Re: conflict algorithm

Greg A. Woods Mon, 07 Jan 2002 13:45:45 -0800

[ On Monday, January 7, 2002 at 14:35:20 (-0500), Eric Siegerman wrote: ]
> Subject: Re: conflict algorithm
>
> On Mon, Jan 07, 2002 at 06:48:20PM +0000, Duncan Sommerville wrote:
> > Whats the definition of a conflict?
> > 
> > In particular, what's the *scope* of its search - is it per line, per couple of 
>lines, etc?
> 
> I don't believe that's formally defined; in practice, it's "per few lines".
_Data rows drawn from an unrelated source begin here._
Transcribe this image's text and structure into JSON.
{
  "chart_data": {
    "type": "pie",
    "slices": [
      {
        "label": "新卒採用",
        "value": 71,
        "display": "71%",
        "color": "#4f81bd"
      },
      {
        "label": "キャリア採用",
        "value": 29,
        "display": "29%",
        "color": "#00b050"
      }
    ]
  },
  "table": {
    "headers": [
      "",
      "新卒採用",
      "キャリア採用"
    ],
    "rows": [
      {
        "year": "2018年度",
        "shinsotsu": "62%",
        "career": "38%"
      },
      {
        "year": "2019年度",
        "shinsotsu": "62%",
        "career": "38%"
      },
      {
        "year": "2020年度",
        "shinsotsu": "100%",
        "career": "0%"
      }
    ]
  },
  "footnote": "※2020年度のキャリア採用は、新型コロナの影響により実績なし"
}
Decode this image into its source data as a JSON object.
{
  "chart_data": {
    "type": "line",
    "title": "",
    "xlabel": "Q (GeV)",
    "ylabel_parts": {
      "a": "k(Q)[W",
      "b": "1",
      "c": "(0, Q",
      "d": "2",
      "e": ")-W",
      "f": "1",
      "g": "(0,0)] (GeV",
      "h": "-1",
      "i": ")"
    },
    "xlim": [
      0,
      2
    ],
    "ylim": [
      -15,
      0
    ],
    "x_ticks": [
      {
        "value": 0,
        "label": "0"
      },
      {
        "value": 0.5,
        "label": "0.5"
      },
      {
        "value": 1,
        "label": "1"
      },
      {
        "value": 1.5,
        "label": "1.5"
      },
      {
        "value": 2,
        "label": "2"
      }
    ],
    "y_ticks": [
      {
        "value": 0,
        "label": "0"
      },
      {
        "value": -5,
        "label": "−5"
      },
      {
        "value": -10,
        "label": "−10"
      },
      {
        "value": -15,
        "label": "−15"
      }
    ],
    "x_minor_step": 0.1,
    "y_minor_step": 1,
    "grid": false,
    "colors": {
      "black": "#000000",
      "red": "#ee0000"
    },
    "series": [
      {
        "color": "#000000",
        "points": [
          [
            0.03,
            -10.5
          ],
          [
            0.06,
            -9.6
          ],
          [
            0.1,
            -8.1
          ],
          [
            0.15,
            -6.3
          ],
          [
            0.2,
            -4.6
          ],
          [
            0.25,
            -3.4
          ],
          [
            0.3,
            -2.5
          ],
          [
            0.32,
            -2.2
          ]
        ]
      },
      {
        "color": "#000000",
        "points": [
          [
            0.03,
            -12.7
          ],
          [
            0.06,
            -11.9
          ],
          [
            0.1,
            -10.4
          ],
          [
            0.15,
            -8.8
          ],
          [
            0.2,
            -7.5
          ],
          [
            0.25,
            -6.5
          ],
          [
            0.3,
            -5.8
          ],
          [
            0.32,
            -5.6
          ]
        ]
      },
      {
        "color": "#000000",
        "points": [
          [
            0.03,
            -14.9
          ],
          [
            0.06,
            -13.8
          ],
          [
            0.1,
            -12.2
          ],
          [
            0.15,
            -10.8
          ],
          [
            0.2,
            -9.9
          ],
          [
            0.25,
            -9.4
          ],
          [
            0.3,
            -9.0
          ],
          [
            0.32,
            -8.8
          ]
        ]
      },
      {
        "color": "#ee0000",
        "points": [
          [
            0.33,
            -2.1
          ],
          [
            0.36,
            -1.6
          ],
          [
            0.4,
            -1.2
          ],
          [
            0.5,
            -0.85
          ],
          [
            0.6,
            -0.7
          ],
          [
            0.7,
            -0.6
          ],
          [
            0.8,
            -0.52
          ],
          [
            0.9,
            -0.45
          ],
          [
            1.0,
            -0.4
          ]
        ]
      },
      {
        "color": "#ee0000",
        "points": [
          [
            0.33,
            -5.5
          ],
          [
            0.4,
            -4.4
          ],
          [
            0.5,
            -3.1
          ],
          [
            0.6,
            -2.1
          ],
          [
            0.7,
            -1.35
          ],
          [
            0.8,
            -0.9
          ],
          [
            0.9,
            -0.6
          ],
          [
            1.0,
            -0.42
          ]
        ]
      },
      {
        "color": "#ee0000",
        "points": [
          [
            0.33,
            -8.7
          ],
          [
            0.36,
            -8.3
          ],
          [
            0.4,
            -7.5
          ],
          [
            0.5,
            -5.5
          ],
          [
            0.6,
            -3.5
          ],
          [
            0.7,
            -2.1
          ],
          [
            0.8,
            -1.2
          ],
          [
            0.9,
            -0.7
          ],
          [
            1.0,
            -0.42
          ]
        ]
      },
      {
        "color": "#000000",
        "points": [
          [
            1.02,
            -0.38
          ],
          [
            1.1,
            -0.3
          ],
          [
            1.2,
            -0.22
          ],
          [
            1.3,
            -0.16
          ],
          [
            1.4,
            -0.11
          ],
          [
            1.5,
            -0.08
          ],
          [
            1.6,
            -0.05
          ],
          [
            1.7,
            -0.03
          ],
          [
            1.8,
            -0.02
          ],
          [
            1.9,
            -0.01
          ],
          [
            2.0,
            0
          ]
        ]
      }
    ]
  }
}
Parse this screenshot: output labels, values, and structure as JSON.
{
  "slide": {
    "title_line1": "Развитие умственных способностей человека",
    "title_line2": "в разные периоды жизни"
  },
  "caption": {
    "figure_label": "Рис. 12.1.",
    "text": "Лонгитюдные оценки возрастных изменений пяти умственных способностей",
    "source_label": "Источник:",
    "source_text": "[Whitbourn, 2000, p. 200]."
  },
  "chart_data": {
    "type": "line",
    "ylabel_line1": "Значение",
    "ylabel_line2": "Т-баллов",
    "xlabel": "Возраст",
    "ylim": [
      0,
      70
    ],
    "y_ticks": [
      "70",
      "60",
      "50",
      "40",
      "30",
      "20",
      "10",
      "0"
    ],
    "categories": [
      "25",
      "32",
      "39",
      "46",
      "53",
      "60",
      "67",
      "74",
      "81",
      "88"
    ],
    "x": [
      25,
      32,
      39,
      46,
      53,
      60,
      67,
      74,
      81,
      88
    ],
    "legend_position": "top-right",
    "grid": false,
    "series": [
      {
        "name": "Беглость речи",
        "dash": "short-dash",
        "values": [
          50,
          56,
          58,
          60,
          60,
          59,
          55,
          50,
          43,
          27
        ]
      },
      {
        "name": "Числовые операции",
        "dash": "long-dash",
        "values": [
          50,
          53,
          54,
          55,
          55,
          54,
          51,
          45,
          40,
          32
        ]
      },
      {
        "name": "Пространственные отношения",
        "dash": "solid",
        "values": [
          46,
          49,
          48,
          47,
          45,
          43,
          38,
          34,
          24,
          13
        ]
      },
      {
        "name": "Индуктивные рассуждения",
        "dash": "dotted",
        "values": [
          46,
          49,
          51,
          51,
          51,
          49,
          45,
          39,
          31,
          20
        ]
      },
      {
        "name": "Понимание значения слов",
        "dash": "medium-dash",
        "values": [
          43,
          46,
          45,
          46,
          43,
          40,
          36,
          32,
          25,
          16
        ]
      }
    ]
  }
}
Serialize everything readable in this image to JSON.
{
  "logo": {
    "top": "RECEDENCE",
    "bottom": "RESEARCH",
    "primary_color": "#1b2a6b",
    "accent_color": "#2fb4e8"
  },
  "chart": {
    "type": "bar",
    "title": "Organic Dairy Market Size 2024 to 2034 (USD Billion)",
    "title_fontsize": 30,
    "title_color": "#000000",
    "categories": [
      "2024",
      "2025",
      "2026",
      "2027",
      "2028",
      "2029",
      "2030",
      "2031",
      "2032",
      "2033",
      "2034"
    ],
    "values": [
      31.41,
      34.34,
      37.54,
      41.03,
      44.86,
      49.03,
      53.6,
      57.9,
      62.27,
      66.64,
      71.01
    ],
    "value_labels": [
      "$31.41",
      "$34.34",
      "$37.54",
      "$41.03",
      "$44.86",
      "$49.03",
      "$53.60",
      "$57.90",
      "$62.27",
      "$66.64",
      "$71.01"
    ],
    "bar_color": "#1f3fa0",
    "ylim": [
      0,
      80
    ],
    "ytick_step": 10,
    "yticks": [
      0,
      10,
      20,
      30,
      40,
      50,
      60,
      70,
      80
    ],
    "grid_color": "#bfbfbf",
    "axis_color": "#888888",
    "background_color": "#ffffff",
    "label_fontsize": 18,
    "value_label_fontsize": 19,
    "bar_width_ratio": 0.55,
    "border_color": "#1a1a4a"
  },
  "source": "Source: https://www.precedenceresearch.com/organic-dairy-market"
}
Ah!  A topic close to my heart!  :-)

The algorithm used by 'diff' (and thus 'diff3', thus implicitly defining
the meaning of a "conflict" in CVS) has been formally defined many times
and in several different ways!  :-)

This note from the footnotes of:
<URL:http://www.people.fas.harvard.edu/~lib113/reference/unix/unix9.txt>

    Unix diff itself is by Doug McIlroy, and is based on an              
    algorithm invented independently by Harold Stone and by Wayne Hunt         
    and Tom Szymanski. (See "A fast algorithm for computing longest            
    common subsequences," by J. W. Hunt and T. G. Szymanski, CACM, May,        
    1977.) The diff algorithm is described in M. D. McIlroy and J.W.           
    Hunt, Technical Report 41, 1976. To quote McIlroy, "I had tried at         
    least three completely different algorithms before the final one.          
    diff is a quintessential case of not settling for mere competency in       
    a program but revising until it was right."                   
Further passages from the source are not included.